Suppose the opera singer has $n$ performance days. Let $X_i = \begin{cases} 1 & \text{if performance occurs on day $i$}\\ 0 & \text{else} \end{cases}$ for $1 \leq i \leq n$.

Then the profit is $M = \left (\frac{3}{4} + x \right )\left (X_1 + \dots + X_n\right ) - nx$ (in thousands of pounds).

We have transition matrix $$P = \begin{bmatrix} 1 - \sqrt{x} & \sqrt{x}\\ \frac{1}{2} & \frac{1}{2} \end{bmatrix} = \begin{bmatrix} 1 & -2\sqrt{x}\\ 1 & 1 \end{bmatrix} \begin{bmatrix} 1 & 0\\ 0 & \frac{1}{2}-\sqrt{x} \end{bmatrix} \begin{bmatrix} \frac{1}{1 + 2\sqrt{x}} & \frac{2\sqrt{x}}{1 + 2\sqrt{x}}\\ -\frac{1}{1 + 2\sqrt{x}} & \frac{1}{1 + 2\sqrt{x}} \end{bmatrix},$$ so \begin{align*} X_1 &= \begin{bmatrix} \frac{1}{2}\\ \frac{1}{2} \end{bmatrix}\\ \implies X_i = X_1^TP^{i-1} &= \begin{bmatrix} \frac{1}{2}\\ \frac{1}{2} \end{bmatrix}^T \begin{bmatrix} 1 & -2\sqrt{x}\\ 1 & 1 \end{bmatrix} \begin{bmatrix} 1 & 0\\ 0 & \left (\frac{1}{2}-\sqrt{x}\right )^{i-1} \end{bmatrix} \begin{bmatrix} \frac{1}{1 + 2\sqrt{x}} & \frac{2\sqrt{x}}{1 + 2\sqrt{x}}\\ -\frac{1}{1 + 2\sqrt{x}} & \frac{1}{1 + 2\sqrt{x}} \end{bmatrix}\\ &= \begin{bmatrix} \frac{1 - \left (\frac{1}{2} - \sqrt{x} \right )^i}{1 + 2\sqrt{x}}\\ \frac{2\sqrt{x} + \left (\frac{1}{2} - \sqrt{x} \right )^i}{1 + 2\sqrt{x}} \end{bmatrix} \end{align*} Thus, \begin{align*} \mathbb{E}[X_i] &= \frac{2\sqrt{x} + \left (\frac{1}{2} - \sqrt{x} \right )^i}{1 + 2\sqrt{x}}\\ \implies E_n(x) = \mathbb{E}[M] &= \left ( \frac{3}{4} + x \right ) \left (\sum_{i = 1}^n \frac{2\sqrt{x} + \left (\frac{1}{2} - \sqrt{x} \right )^i}{1 + 2\sqrt{x}}\right ) - nx\\ &= \left ( \frac{3}{4} + x \right ) \left (\frac{(4nx + 1) + 2(n - 1)\sqrt{x} - 2\left (\frac{1}{2} - \sqrt{x}\right )^{n+1}}{\left (1 + 2\sqrt{x}\right )^2}\right ) - nx\\ &= \left ( \frac{3}{4} + x \right ) \left (\frac{1 - 2\sqrt{x} - 2\left (\frac{1}{2} - \sqrt{x}\right )^{n+1}}{\left (1 + 2\sqrt{x}\right )^2}\right ) + \frac{n\left (3\sqrt{x} - 2x \right )}{2 + 4\sqrt{x}} \end{align*} Thus as $n \to \infty$, the total profit is infinite as long as $3\sqrt{x} > 2x$, i.e. $x > 0$.
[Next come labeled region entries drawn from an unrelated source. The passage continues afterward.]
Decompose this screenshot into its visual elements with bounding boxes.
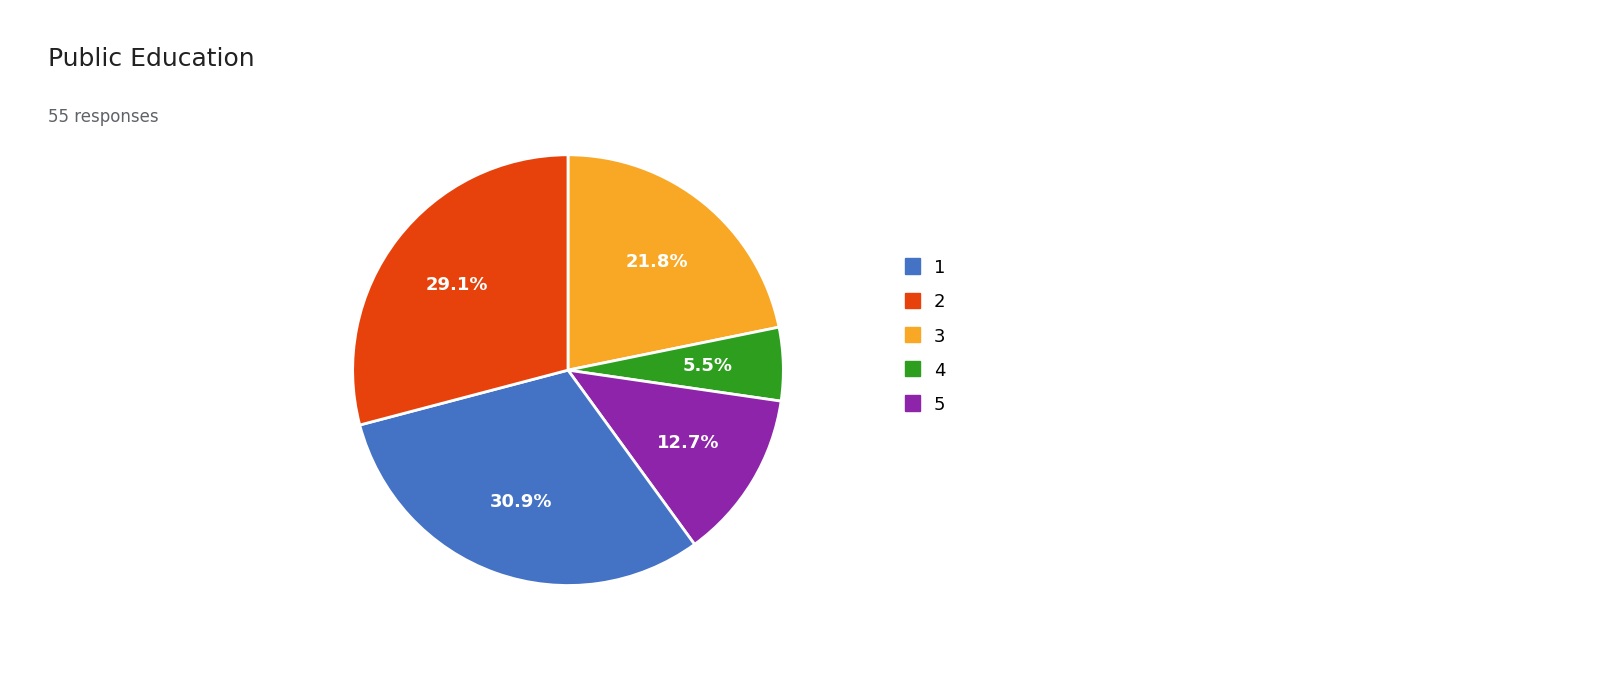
Text: Public Education: Public Education [48, 47, 254, 71]
Wedge shape [568, 370, 781, 544]
Wedge shape [568, 327, 784, 401]
Text: 55 responses: 55 responses [48, 108, 158, 126]
Wedge shape [352, 155, 568, 425]
Text: 21.8%: 21.8% [626, 253, 688, 271]
Text: 29.1%: 29.1% [426, 276, 488, 293]
Text: 12.7%: 12.7% [656, 433, 718, 452]
Text: 5.5%: 5.5% [683, 357, 733, 375]
Text: 30.9%: 30.9% [490, 493, 552, 511]
Wedge shape [360, 370, 694, 586]
Wedge shape [568, 155, 779, 370]
Legend: 1, 2, 3, 4, 5: 1, 2, 3, 4, 5 [906, 259, 946, 414]
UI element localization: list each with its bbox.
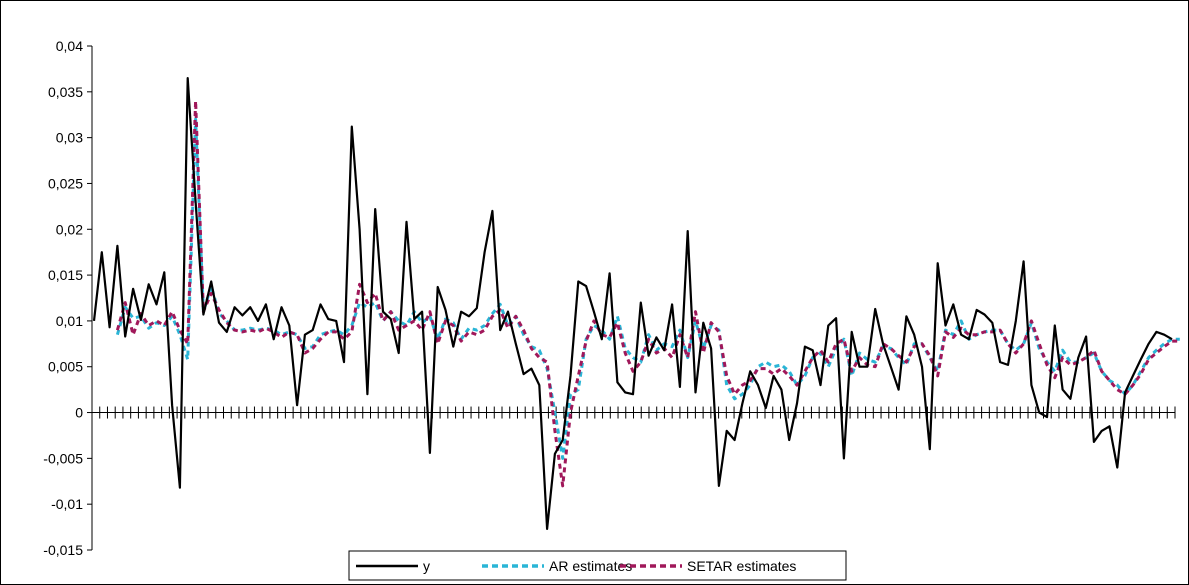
y-tick-label: -0,005 (43, 450, 83, 466)
y-tick-label: 0,035 (48, 84, 83, 100)
series-line-setar-estimates (115, 99, 1180, 488)
y-tick-label: -0,01 (51, 496, 83, 512)
y-axis: 0,04 0,035 0,03 0,025 0,02 0,015 0,01 0,005 0 -0,… (43, 38, 93, 558)
y-tick-label: 0,03 (56, 130, 83, 146)
y-tick-label: 0,025 (48, 175, 83, 191)
legend-label: y (423, 558, 430, 574)
y-tick-label: 0 (75, 405, 83, 421)
legend: y AR estimates SETAR estimates (348, 550, 847, 581)
y-tick-label: 0,015 (48, 267, 83, 283)
y-tick-label: 0,01 (56, 313, 83, 329)
y-tick-label: 0,02 (56, 221, 83, 237)
legend-box (348, 550, 847, 581)
legend-label: SETAR estimates (687, 558, 796, 574)
y-tick-label: -0,015 (43, 542, 83, 558)
y-tick-label: 0,005 (48, 359, 83, 375)
y-tick-label: 0,04 (56, 38, 83, 54)
legend-label: AR estimates (549, 558, 632, 574)
series-line-y (92, 77, 1173, 530)
series-lines (92, 77, 1180, 530)
x-axis (91, 406, 1176, 419)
On the other hand, if we wanted to maximise the eventual daily profit then we go back to our distribution for $X_i$ and take $i \to \infty$ to get $X = \begin{bmatrix} \frac{1}{1 + 2\sqrt{x}}\\ \frac{2\sqrt{x}}{1 + 2\sqrt{x}} \end{bmatrix}$, so the expected profit made is $\left (\frac{3}{4} + x\right )\mathbb{E}[X] - x = \frac{3\sqrt{x} - 2x}{2 + 4\sqrt{x}}$, which is maximised when $x = \frac{1}{4}$.

Therefore, to maximise daily profit, the club should spend $250$ pounds.